Two big changes make the concept of "finished" creative a relic. The first is the rise of the real-time web - Twitter, Facebook YouTube, blog posts, etc.  Brands are no longer investing in "snap shots" of their brand, but rather in conversations with their target audience, whereby the "creative" is the dialog.  The real-time web requires a shift in perspective regarding creative from something that is fixed to something that is programmed by ongoing marketing initiatives.  The brand does not seek solely to craft a static campaign that will live through the season, but rather it is also investing in daily, even  hourly, updates that build on the brand experience.  Creative, therefore, needs to reflect this change in frequency of message and provide a way to reflect the real-time brand in the creative being trafficked.  Creative also needs to reflect the two-way nature of conversations and the ability of the web to amplify said conversations through social sharing.
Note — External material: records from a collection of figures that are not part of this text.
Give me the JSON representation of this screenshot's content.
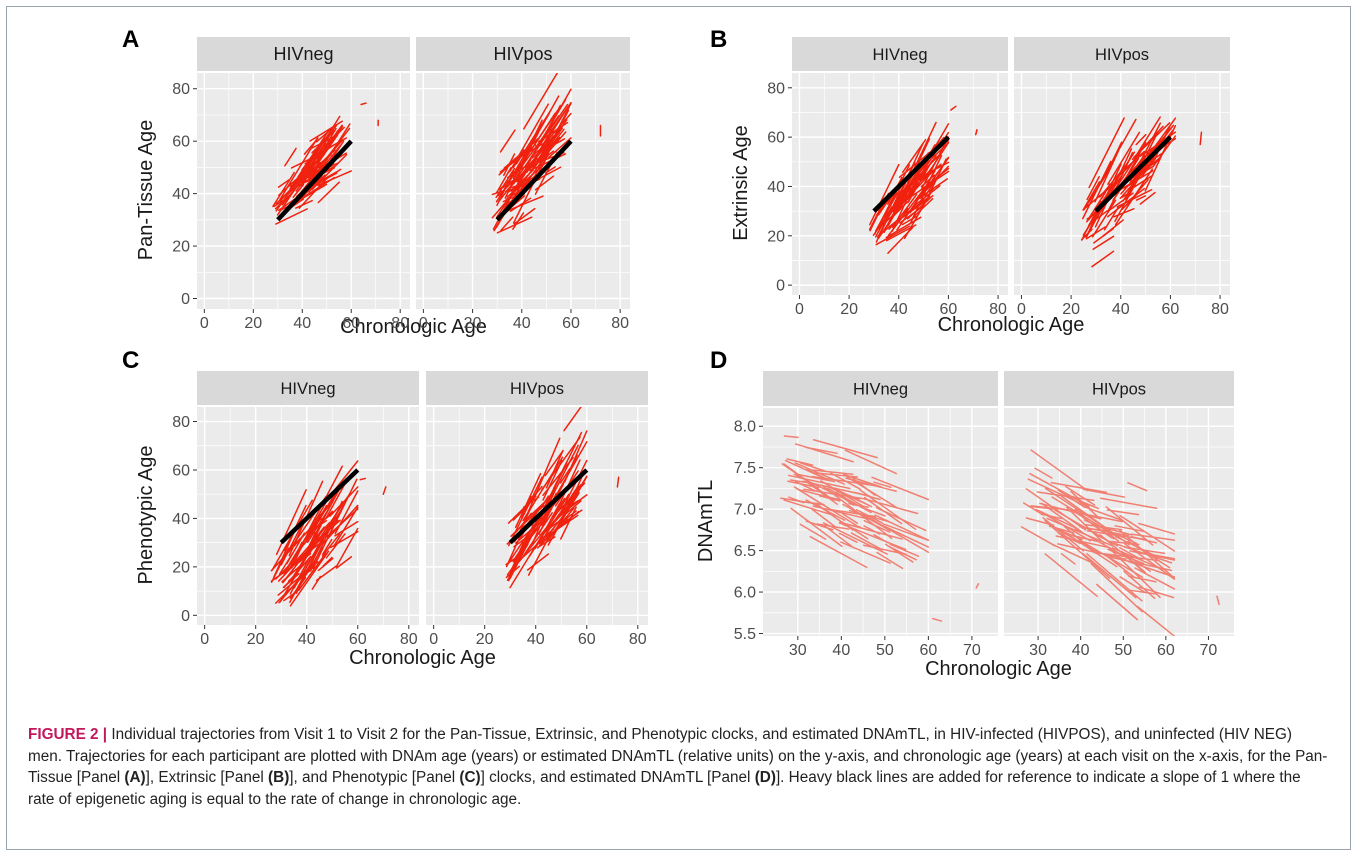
{
  "colors": {
    "panel_bg": "#ebebeb",
    "strip_bg": "#d9d9d9",
    "grid": "#ffffff",
    "trajectory_dark": "#f0220f",
    "trajectory_light": "#f07f72",
    "reference_line": "#000000",
    "caption_label": "#c2185b"
  },
  "caption": {
    "label": "FIGURE 2 |",
    "t1": " Individual trajectories from Visit 1 to Visit 2 for the Pan-Tissue, Extrinsic, and Phenotypic clocks, and estimated DNAmTL, in HIV-infected (HIVPOS), and uninfected (HIV NEG) men. Trajectories for each participant are plotted with DNAm age (years) or estimated DNAmTL (relative units) on the y-axis, and chronologic age (years) at each visit on the x-axis, for the Pan-Tissue [Panel ",
    "b1": "(A)",
    "t2": "], Extrinsic [Panel ",
    "b2": "(B)",
    "t3": "], and Phenotypic [Panel ",
    "b3": "(C)",
    "t4": "] clocks, and estimated DNAmTL [Panel ",
    "b4": "(D)",
    "t5": "]. Heavy black lines are added for reference to indicate a slope of 1 where the rate of epigenetic aging is equal to the rate of change in chronologic age."
  },
  "chart_data": [
    {
      "type": "line",
      "panel": "A",
      "xlabel": "Chronologic Age",
      "ylabel": "Pan-Tissue Age",
      "facets": [
        "HIVneg",
        "HIVpos"
      ],
      "xlim": [
        -3,
        84
      ],
      "ylim": [
        -4,
        86
      ],
      "xticks": [
        0,
        20,
        40,
        60,
        80
      ],
      "yticks": [
        0,
        20,
        40,
        60,
        80
      ],
      "reference_line": [
        [
          30,
          30
        ],
        [
          60,
          60
        ]
      ],
      "series": [
        {
          "group": "HIVneg",
          "n_trajectories": 90,
          "x_range": [
            28,
            60
          ],
          "age_offset_mean": 5,
          "age_offset_sd": 5,
          "slope_range": [
            0.4,
            1.6
          ],
          "outliers": [
            [
              [
                64,
                74
              ],
              [
                66,
                74.5
              ]
            ],
            [
              [
                71,
                66
              ],
              [
                71,
                68
              ]
            ]
          ]
        },
        {
          "group": "HIVpos",
          "n_trajectories": 100,
          "x_range": [
            28,
            60
          ],
          "age_offset_mean": 7,
          "age_offset_sd": 6,
          "slope_range": [
            0.3,
            2.0
          ],
          "outliers": [
            [
              [
                72,
                62
              ],
              [
                72,
                66
              ]
            ]
          ]
        }
      ]
    },
    {
      "type": "line",
      "panel": "B",
      "xlabel": "Chronologic Age",
      "ylabel": "Extrinsic Age",
      "facets": [
        "HIVneg",
        "HIVpos"
      ],
      "xlim": [
        -3,
        84
      ],
      "ylim": [
        -4,
        86
      ],
      "xticks": [
        0,
        20,
        40,
        60,
        80
      ],
      "yticks": [
        0,
        20,
        40,
        60,
        80
      ],
      "reference_line": [
        [
          30,
          30
        ],
        [
          60,
          60
        ]
      ],
      "series": [
        {
          "group": "HIVneg",
          "n_trajectories": 90,
          "x_range": [
            28,
            60
          ],
          "age_offset_mean": -9,
          "age_offset_sd": 6,
          "slope_range": [
            0.5,
            2.2
          ],
          "outliers": [
            [
              [
                61,
                71
              ],
              [
                63,
                72.5
              ]
            ],
            [
              [
                71,
                61
              ],
              [
                71.5,
                63
              ]
            ]
          ]
        },
        {
          "group": "HIVpos",
          "n_trajectories": 100,
          "x_range": [
            24,
            62
          ],
          "age_offset_mean": -2,
          "age_offset_sd": 7,
          "slope_range": [
            0.4,
            2.2
          ],
          "outliers": [
            [
              [
                72,
                57
              ],
              [
                72.5,
                62
              ]
            ]
          ]
        }
      ]
    },
    {
      "type": "line",
      "panel": "C",
      "xlabel": "Chronologic Age",
      "ylabel": "Phenotypic Age",
      "facets": [
        "HIVneg",
        "HIVpos"
      ],
      "xlim": [
        -3,
        84
      ],
      "ylim": [
        -4,
        86
      ],
      "xticks": [
        0,
        20,
        40,
        60,
        80
      ],
      "yticks": [
        0,
        20,
        40,
        60,
        80
      ],
      "reference_line": [
        [
          30,
          30
        ],
        [
          60,
          60
        ]
      ],
      "series": [
        {
          "group": "HIVneg",
          "n_trajectories": 90,
          "x_range": [
            26,
            60
          ],
          "age_offset_mean": -15,
          "age_offset_sd": 7,
          "slope_range": [
            0.6,
            2.4
          ],
          "outliers": [
            [
              [
                61,
                56
              ],
              [
                63,
                56.5
              ]
            ],
            [
              [
                70,
                50
              ],
              [
                71,
                53
              ]
            ]
          ]
        },
        {
          "group": "HIVpos",
          "n_trajectories": 100,
          "x_range": [
            28,
            60
          ],
          "age_offset_mean": -6,
          "age_offset_sd": 8,
          "slope_range": [
            0.6,
            2.5
          ],
          "outliers": [
            [
              [
                72,
                53
              ],
              [
                72.5,
                57
              ]
            ]
          ]
        }
      ]
    },
    {
      "type": "line",
      "panel": "D",
      "xlabel": "Chronologic Age",
      "ylabel": "DNAmTL",
      "facets": [
        "HIVneg",
        "HIVpos"
      ],
      "xlim": [
        22,
        76
      ],
      "ylim": [
        5.47,
        8.22
      ],
      "xticks": [
        30,
        40,
        50,
        60,
        70
      ],
      "yticks": [
        5.5,
        6.0,
        6.5,
        7.0,
        7.5,
        8.0
      ],
      "ytick_labels": [
        "5.5",
        "6.0",
        "6.5",
        "7.0",
        "7.5",
        "8.0"
      ],
      "series": [
        {
          "group": "HIVneg",
          "n_trajectories": 90,
          "x_range": [
            26,
            60
          ],
          "intercept_at_40": 7.1,
          "trend_per_year": -0.02,
          "sd": 0.28,
          "slope_range": [
            -0.04,
            -0.005
          ],
          "outliers": [
            [
              [
                61,
                5.68
              ],
              [
                63,
                5.65
              ]
            ],
            [
              [
                71,
                6.05
              ],
              [
                71.5,
                6.1
              ]
            ]
          ]
        },
        {
          "group": "HIVpos",
          "n_trajectories": 100,
          "x_range": [
            26,
            62
          ],
          "intercept_at_40": 6.75,
          "trend_per_year": -0.02,
          "sd": 0.28,
          "slope_range": [
            -0.05,
            -0.005
          ],
          "outliers": [
            [
              [
                72,
                5.95
              ],
              [
                72.5,
                5.85
              ]
            ]
          ]
        }
      ]
    }
  ]
}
Since these changes occur each and every day - the traditional and serial process of locking down creative no longer makes sense.  And since these changes are real-time, the creative must become a living asset that can be programmed by the brand's marketing channels.  This is a huge change and means that traditional creative will not work. 

The second key change is analytics and retargeting.  Rather than design the "optimal" creative - brands are leveraging dynamic creative solutions that seek to personalize ads based on retargeting and analytic optimizations.  Again, the traditional creative shop is no longer a credible provider of the solution.  Each ad load can be programmed and "designed" based on observed behavior to date over the life of a campaign, information known about a given web surfer, and other variables.  Ads, therefore, become a set of programmable config options - with the final config of a given ad impression occurring at run-time.  

ClickTurn is working to leverage both trends - the shift from episodic to real-time banner ad marketing and the reality that "perfect" creative is evolutionary and will be a combination of a series of defaults combined with a series of variables that the web at large will program. The real-time nature of such changes means that traditional "locked down" creative will slowly fade away.